On July 27, 1857, Jose Celso Barbosa Alacala was born in Bayamón, Puerto Rico, to a working class parents Hermógenes Barbosa and Carmen Alcalá. Hermogenes worked as a brick mason and was the overseer of a sugar mill in San Antonio, Puerto Rico. Barbosa grew up in an environment where he was encouraged to use his education to achieve greatness. He was a great student which allowed him to attend Puerto Rico’s most prominent Jesuit seminary school. Barbosa graduated from the Jesuit seminary school in 1875, making him the first person of African descent to graduate from the seminary. Soon after graduation, Barbosa began working as a tutor for the children of his father's boss to pay for college. He was an excellent tutor, in addition to being a great student and a great young man. He was so impressive that his father’s boss decided to help Barbosa pay to attend college. After saving enough money to pay for college, Barbosa moved to New York City in 1875 to attend a prep school. At this prep school, Barbosa was able to become fluent in speaking English, fluent enough for Barbosa to attend college in the United States.

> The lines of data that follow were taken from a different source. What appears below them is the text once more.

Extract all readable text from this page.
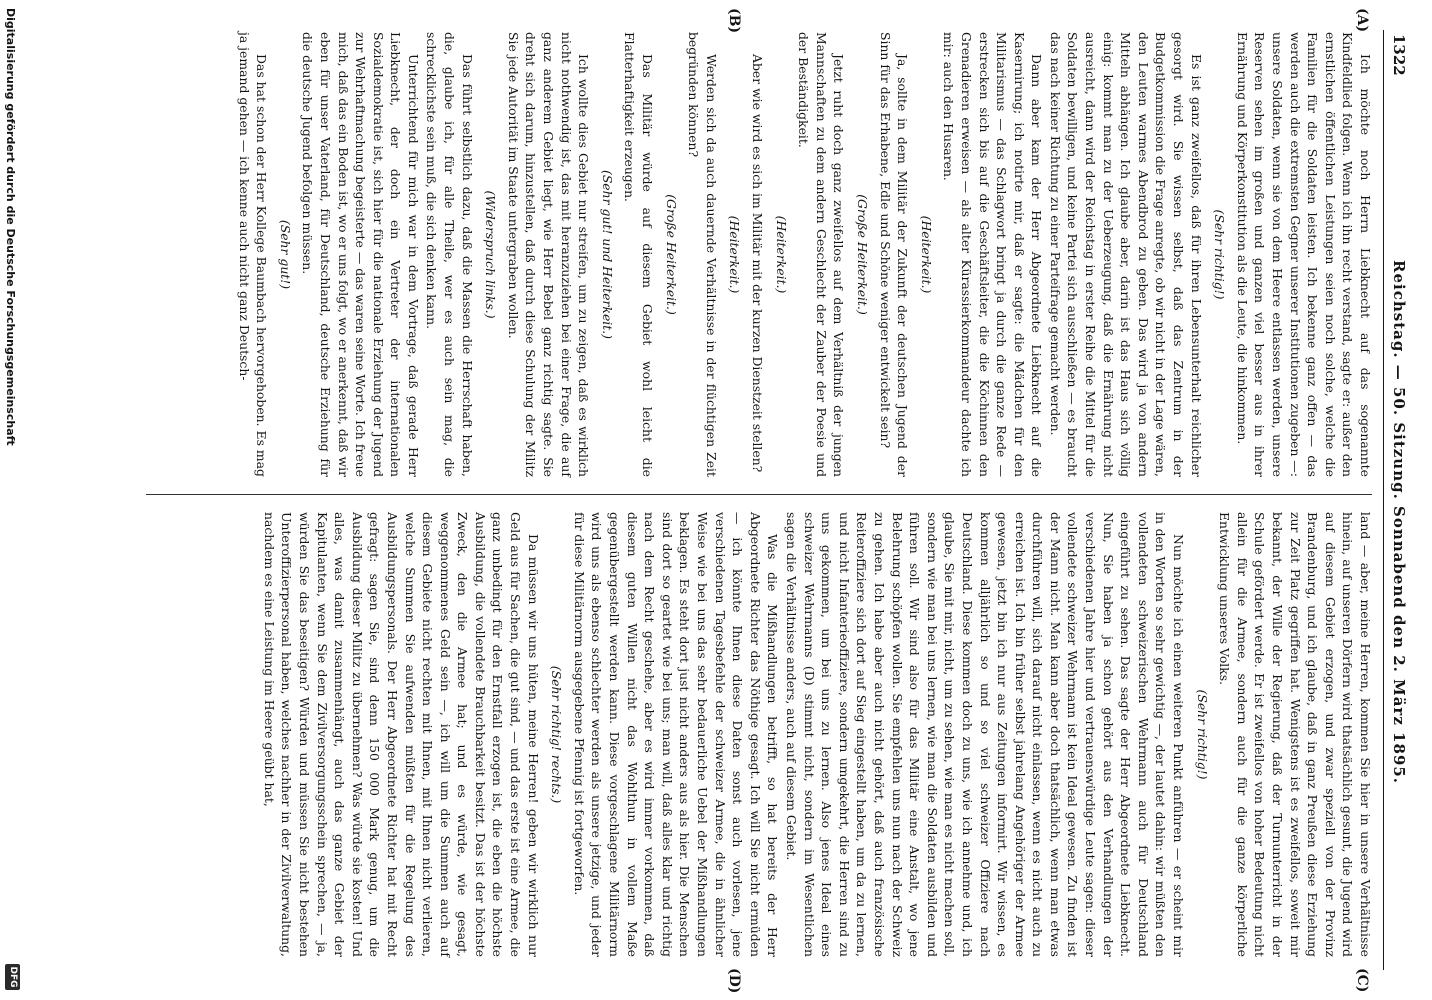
1322
Reichstag. — 50. Sitzung. Sonnabend den 2. März 1895.
(A)
(B)
(C)
(D)

Ich möchte noch Herrn Liebknecht auf das sogenannte Kindfeldlied folgen. Wenn ich ihn recht verstand, sagte er: außer den ernstlichen öffentlichen Leistungen seien noch solche, welche die Familien für die Soldaten leisten. Ich bekenne ganz offen — das werden auch die extremsten Gegner unserer Institutionen zugeben —: unsere Soldaten, wenn sie von dem Heere entlassen werden, unsere Reserven sehen im großen und ganzen viel besser aus in ihrer Ernährung und Körperkonstitution als die Leute, die hinkommen.

(Sehr richtig!)

Es ist ganz zweifellos, daß für ihren Lebensunterhalt reichlicher gesorgt wird. Sie wissen selbst, daß das Zentrum in der Budgetkommission die Frage anregte, ob wir nicht in der Lage wären, den Leuten warmes Abendbrod zu geben. Das wird ja von andern Mitteln abhängen. Ich glaube aber, darin ist das Haus sich völlig einig: kommt man zu der Ueberzeugung, daß die Ernährung nicht ausreicht, dann wird der Reichstag in erster Reihe die Mittel für die Soldaten bewilligen, und keine Partei sich ausschließen — es braucht das nach keiner Richtung zu einer Parteifrage gemacht werden.

Dann aber kam der Herr Abgeordnete Liebknecht auf die Kasernirung; ich notirte mir, daß er sagte: die Mädchen für den Militarismus — das Schlagwort bringt ja durch die ganze Rede — erstrecken sich bis auf die Geschäftsleiter, die die Köchinnen den Grenadieren erweisen — als alter Kürassierkommandeur dachte ich mir: auch den Husaren.

(Heiterkeit.)

Ja, sollte in dem Militär der Zukunft der deutschen Jugend der Sinn für das Erhabene, Edle und Schöne weniger entwickelt sein?

(Große Heiterkeit.)

Jetzt ruht doch ganz zweifellos auf dem Verhältniß der jungen Mannschaften zu dem andern Geschlecht der Zauber der Poesie und der Beständigkeit.

(Heiterkeit.)

Aber wie wird es sich im Militär mit der kurzen Dienstzeit stellen?

(Heiterkeit.)

Werden sich da auch dauernde Verhältnisse in der flüchtigen Zeit begründen können?

(Große Heiterkeit.)

Das Militär würde auf diesem Gebiet wohl leicht die Flatterhaftigkeit erzeugen.

(Sehr gut! und Heiterkeit.)

Ich wollte dies Gebiet nur streifen, um zu zeigen, daß es wirklich nicht nothwendig ist, das mit heranzuziehen bei einer Frage, die auf ganz anderem Gebiet liegt, wie Herr Bebel ganz richtig sagte. Sie dreht sich darum, hinzustellen, daß durch diese Schulung der Militz Sie jede Autorität im Staate untergraben wollen.

(Widerspruch links.)

Das führt selbstlich dazu, daß die Massen die Herrschaft haben, die, glaube ich, für alle Theile, wer es auch sein mag, die schrecklichste sein muß, die sich denken kann.

Unterrichtend für mich war in dem Vortrage, daß gerade Herr Liebknecht, der doch ein Vertreter der internationalen Sozialdemokratie ist, sich hier für die nationale Erziehung der Jugend zur Wehrhaftmachung begeisterte — das waren seine Worte. Ich freue mich, daß das ein Boden ist, wo er uns folgt, wo er anerkennt, daß wir eben für unser Vaterland, für Deutschland, deutsche Erziehung für die deutsche Jugend befolgen müssen.

(Sehr gut!)

Das hat schon der Herr Kollege Baumbach hervorgehoben. Es mag ja jemand gehen — ich kenne auch nicht ganz Deutsch-

land — aber, meine Herren, kommen Sie hier in unsere Verhältnisse hinein, auf unseren Dörfern wird thatsächlich gesunt, die Jugend wird auf diesem Gebiet erzogen, und zwar speziell von der Provinz Brandenburg, und ich glaube, daß in ganz Preußen diese Erziehung zur Zeit Platz gegriffen hat. Wenigstens ist es zweifellos, soweit mir bekannt, der Wille der Regierung, daß der Turnunterricht in der Schule gefördert werde. Er ist zweifellos von hoher Bedeutung nicht allein für die Armee, sondern auch für die ganze körperliche Entwicklung unseres Volks.

(Sehr richtig!)

Nun möchte ich einen weiteren Punkt anführen — er scheint mir in den Worten so sehr gewichtig —, der lautet dahin: wir müßten den vollendeten schweizerischen Wehrmann auch für Deutschland eingeführt zu sehen. Das sagte der Herr Abgeordnete Liebknecht. Nun, Sie haben ja schon gehört aus den Verhandlungen der verschiedenen Jahre hier und vertrauenswürdige Leute sagen: dieser vollendete schweizer Wehrmann ist kein Ideal gewesen. Zu finden ist der Mann nicht. Man kann aber doch thatsächlich, wenn man etwas durchführen will, sich darauf nicht einlassen, wenn es nicht auch zu erreichen ist. Ich bin früher selbst jahrelang Angehöriger der Armee gewesen, jetzt bin ich nur aus Zeitungen informirt. Wir wissen, es kommen alljährlich so und so viel schweizer Offiziere nach Deutschland. Diese kommen doch zu uns, wie ich annehme und, ich glaube, Sie mit mir, nicht, um zu sehen, wie man es nicht machen soll, sondern wie man bei uns lernen, wie man die Soldaten ausbilden und führen soll. Wir sind also für das Militär eine Anstalt, wo jene Belehrung schöpfen wollen. Sie empfehlen uns nun nach der Schweiz zu gehen. Ich habe aber auch nicht gehört, daß auch französische Reiteroffiziere sich dort auf Sieg eingestellt haben, um da zu lernen, und nicht Infanterieoffiziere, sondern umgekehrt, die Herren sind zu uns gekommen, um bei uns zu lernen. Also jenes Ideal eines schweizer Wehrmanns (D) stimmt nicht, sondern im Wesentlichen sagen die Verhältnisse anders, auch auf diesem Gebiet.

Was die Mißhandlungen betrifft, so hat bereits der Herr Abgeordnete Richter das Nöthige gesagt. Ich will Sie nicht ermüden — ich könnte Ihnen diese Daten sonst auch vorlesen, jene verschiedenen Tagesbefehle der schweizer Armee, die in ähnlicher Weise wie bei uns das sehr bedauerliche Uebel der Mißhandlungen beklagen. Es steht dort just nicht anders aus als hier. Die Menschen sind dort so geartet wie bei uns; man will, daß alles klar und richtig nach dem Recht geschehe, aber es wird immer vorkommen, daß diesem guten Willen nicht das Wohlthun in vollem Maße gegenübergestellt werden kann. Diese vorgeschlagene Militärnorm wird uns als ebenso schlechter werden als unsere jetzige, und jeder für diese Militärnorm ausgegebene Pfennig ist fortgeworfen.

(Sehr richtig! rechts.)

Da müssen wir uns hüten, meine Herren! geben wir wirklich nur Geld aus für Sachen, die gut sind, — und das erste ist eine Armee, die ganz unbedingt für den Ernstfall erzogen ist, die eben die höchste Ausbildung, die vollendete Brauchbarkeit besitzt. Das ist der höchste Zweck, den die Armee hat; und es würde, wie gesagt, weggenommenes Geld sein —, ich will um die Summen auch auf diesem Gebiete nicht rechten mit Ihnen, mit Ihnen nicht verlieren, welche Summen Sie aufwenden müßten für die Regelung des Ausbildungspersonals. Der Herr Abgeordnete Richter hat mit Recht gefragt: sagen Sie, sind denn 150 000 Mark genug, um die Ausbildung dieser Militz zu übernehmen? Was würde sie kosten! Und alles, was damit zusammenhängt, auch das ganze Gebiet der Kapitulanten, wenn Sie dem Zivilversorgungsschein sprechen, — ja, würden Sie das beseitigen? Würden und müssen Sie nicht bestehen Unteroffizierpersonal haben, welches nachher in der Zivilverwaltung, nachdem es eine Leistung im Heere geübt hat,

Digitalisierung gefördert durch die Deutsche Forschungsgemeinschaft
DFG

Barbosa experienced a change of fate within his educational career that affected his life for the better. He became sick with pneumonia in 1876 while living in New York. After being diagnosed by his doctor, he was encouraged to study medicine, Barbosa's original plan was to study law. Later in 1876, Barbosa began attending Fort Edward College in New York. In 1877, he applied to attend the College of Physicians and Surgeons at Columbia University but was denied admission. Some sources say he was denied because he was a black man. He would later apply to attend the University of Michigan’s Medical School and was accepted. In 1880, Jose Barbosa graduated as the first person of Afro-Puerto Rican descent from the University of Michigans Medical School. He not only graduated with his medical degree, but he graduated as Valedictorian. Shortly after graduation, Dr. Barbosa returned to Puerto Rico to practice medicine with his people. He opened a practice in Bayamon, his hometown, and developed a reputation for providing great medical care to poor Afro-Puerto Rican people. His reputation reached the Spanish authorities, who quickly refused to recognize his medical credentials. At the time, the Spanish authorities only acknowledged medical degrees from Spain.

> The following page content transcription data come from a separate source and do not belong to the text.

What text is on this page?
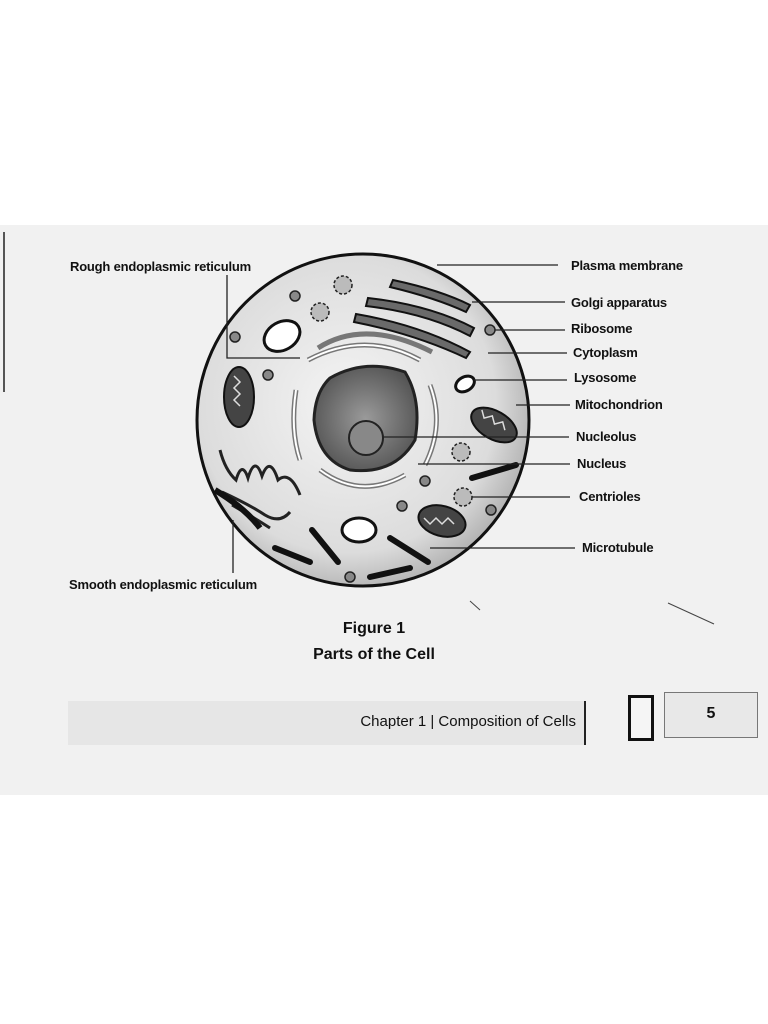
Rough endoplasmic reticulum
Smooth endoplasmic reticulum
Plasma membrane
Golgi apparatus
Ribosome
Cytoplasm
Lysosome
Mitochondrion
Nucleolus
Nucleus
Centrioles
Microtubule
Figure 1
Parts of the Cell
Chapter 1 | Composition of Cells	5
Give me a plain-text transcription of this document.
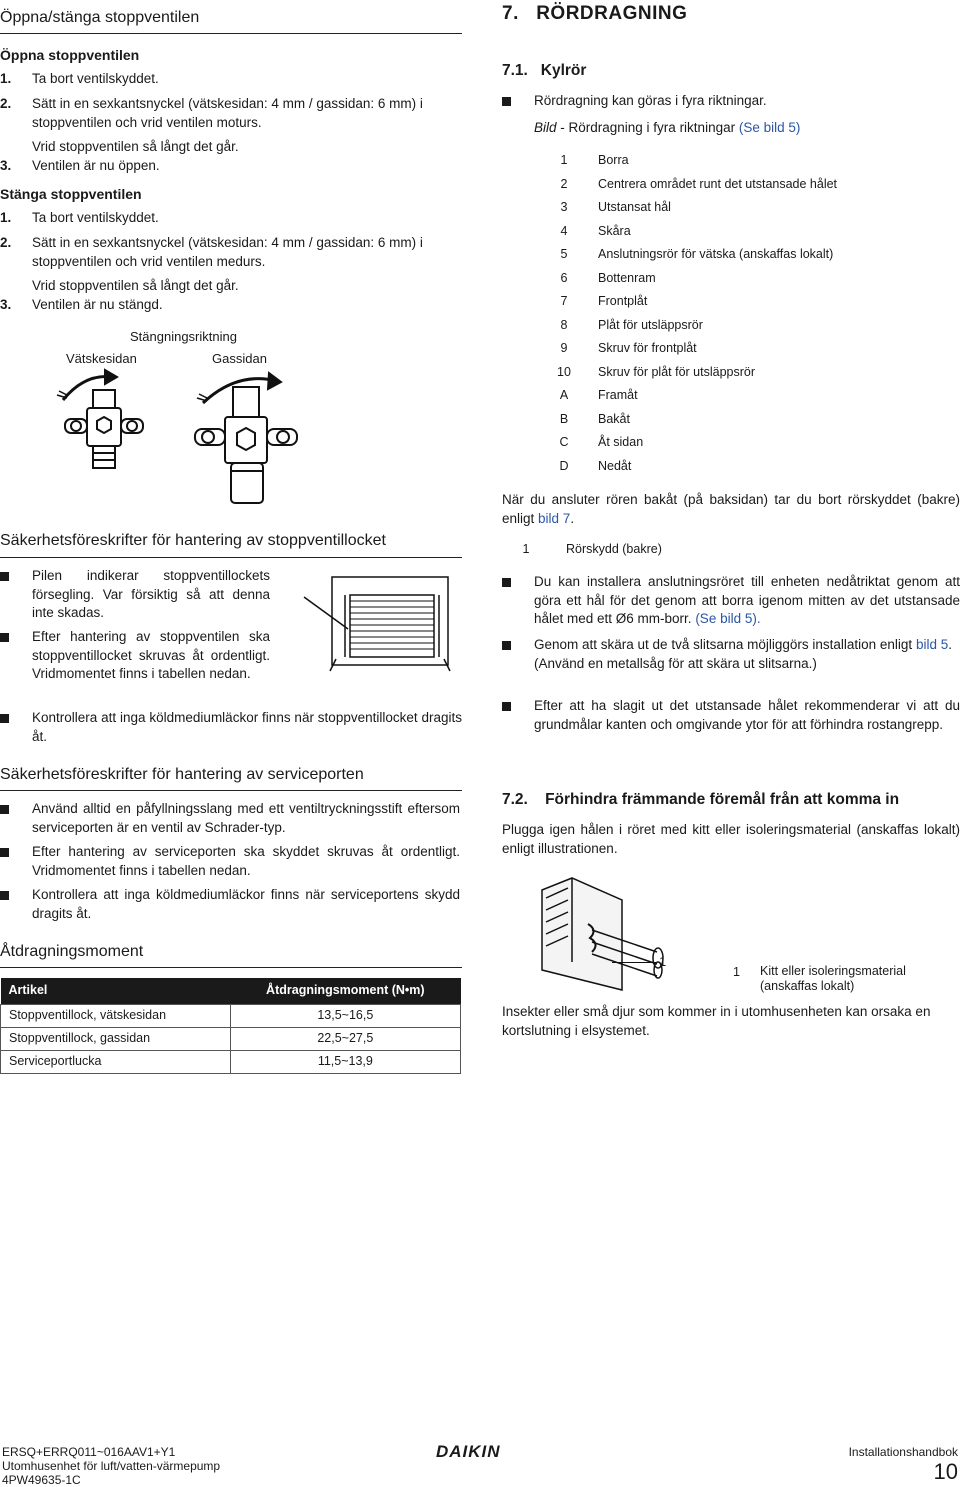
Öppna/stänga stoppventilen
Öppna stoppventilen
1. Ta bort ventilskyddet.
2. Sätt in en sexkantsnyckel (vätskesidan: 4 mm / gassidan: 6 mm) i stoppventilen och vrid ventilen moturs.
3.Vrid stoppventilen så långt det går. Ventilen är nu öppen.
Stänga stoppventilen
1. Ta bort ventilskyddet.
2. Sätt in en sexkantsnyckel (vätskesidan: 4 mm / gassidan: 6 mm) i stoppventilen och vrid ventilen medurs.
3.Vrid stoppventilen så långt det går. Ventilen är nu stängd.
Stängningsriktning
Vätskesidan	Gassidan
Säkerhetsföreskrifter för hantering av stoppventillocket
Pilen indikerar stoppventillockets försegling. Var försiktig så att denna inte skadas.
Efter hantering av stoppventilen ska stoppventillocket skruvas åt ordentligt. Vridmomentet finns i tabellen nedan.
Kontrollera att inga köldmediumläckor finns när stoppventillocket dragits åt.
Säkerhetsföreskrifter för hantering av serviceporten
Använd alltid en påfyllningsslang med ett ventiltryckningsstift eftersom serviceporten är en ventil av Schrader-typ.
Efter hantering av serviceporten ska skyddet skruvas åt ordentligt. Vridmomentet finns i tabellen nedan.
Kontrollera att inga köldmediumläckor finns när serviceportens skydd dragits åt.
Åtdragningsmoment
Artikel	Åtdragningsmoment (N•m)
Stoppventillock, vätskesidan	13,5~16,5
Stoppventillock, gassidan	22,5~27,5
Serviceportlucka	11,5~13,9
7. RÖRDRAGNING
7.1. Kylrör
Rördragning kan göras i fyra riktningar.
Bild - Rördragning i fyra riktningar (Se bild 5)
1	Borra
2	Centrera området runt det utstansade hålet
3	Utstansat hål
4	Skåra
5	Anslutningsrör för vätska (anskaffas lokalt)
6	Bottenram
7	Frontplåt
8	Plåt för utsläppsrör
9	Skruv för frontplåt
10 Skruv för plåt för utsläppsrör
A	Framåt
B	Bakåt
C	Åt sidan
D	Nedåt
När du ansluter rören bakåt (på baksidan) tar du bort rörskyddet (bakre) enligt bild 7.
1	Rörskydd (bakre)
Du kan installera anslutningsröret till enheten nedåtriktat genom att göra ett hål för det genom att borra igenom mitten av det utstansade hålet med ett Ø6 mm-borr. (Se bild 5).
Genom att skära ut de två slitsarna möjliggörs installation enligt bild 5.
(Använd en metallsåg för att skära ut slitsarna.)
Efter att ha slagit ut det utstansade hålet rekommenderar vi att du grundmålar kanten och omgivande ytor för att förhindra rostangrepp.
7.2. Förhindra främmande föremål från att komma in
Plugga igen hålen i röret med kitt eller isoleringsmaterial (anskaffas lokalt) enligt illustrationen.
1
1 Kitt eller isoleringsmaterial (anskaffas lokalt)
Insekter eller små djur som kommer in i utomhusenheten kan orsaka en kortslutning i elsystemet.
ERSQ+ERRQ011~016AAV1+Y1
Utomhusenhet för luft/vatten-värmepump
4PW49635-1C
DAIKIN	Installationshandbok
10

With his medical practice in jeopardy of being shut down, Barbosa reached out to, and received help, from the American counsel. After a heated panel discussion, Dr. Barbosa was allowed to continue to practice medicine in his hometown. He became a member of Logia Estrella de Luquillo Masonic Lodge in 1885. Dr. Jose Barbosa married a woman named Jacinta Belén Sánchez Jiménez in 1887, they produced 11 children. He became an educator in 1888, teaching anatomy, obstetrics, midwifery, and natural science at the Puerto Rican Athenaeum, Puerto Rico’s oldest cultural institution. Later in 1888, Dr. Barbosa became the Under-Secretary of Education for Puerto Rico. Dr. Barbosa is credited with developing a prototype of a health insurance system, the first credit union in Puerto Rico, and establishing a worker’s cooperative called El Ahorro Colectivo in 1893. Dr. Barbosa became active in Puerto Rico’s political movement in 1883, by becoming involved with various political parties he either founded or became a member of. He founded the Puerto Rican Republican Party in 1899 as an advocate for Puerto Rico becoming free from Spanish rulership. He wanted Puerto Rico to have the freedoms of the United States and supported the U.S. annexation of Puerto Rico. Dr. Barbos’a political ideas and activism garnered him the title of “Father of the Puerto Rican Statehood Movement.” He also founded Puerto Rico’s first bilingual newspaper El Tiempo in 1907. Dr. Barbosa was receiving much support from fellow Afro-Puerto Ricans, they even joined his Republican Party because they believed in his political ideas of autonomy and independence from Spain.
Dr. Barbosa became the first black person to be appointed to the Puerto Rican executive cabinet by four U.S. Presidents from 1900 to 1917. He was also elected to the Puerto Rican Senate in 1917 and served until 1921. Dr. Barbosa was inspired by African American abolitionists, educators, scholars, etc, he used that inspiration to continue providing great medical care to his people, use his political platform to help improve living conditions, and published forty years' worth of articles about civil rights and justice for Afro-Puerto Rican people, and African people throughout the diaspora. Dr. Barbosa was given the Cruz de la Orden del Mérito Naval award in 1898 and awarded honorary degrees from the University of Puerto Rico. Dr. Barbosa died on September 21, 1921, in San Juan, Puerto Rico. He dedicated over 30 years of his life to serving his people as a doctor, educator, and politician because he wanted his people to live free, healthy, and prosperous lives. To Dr. Jose Celso Barbosa Alcala, we proudly stand on your shoulders.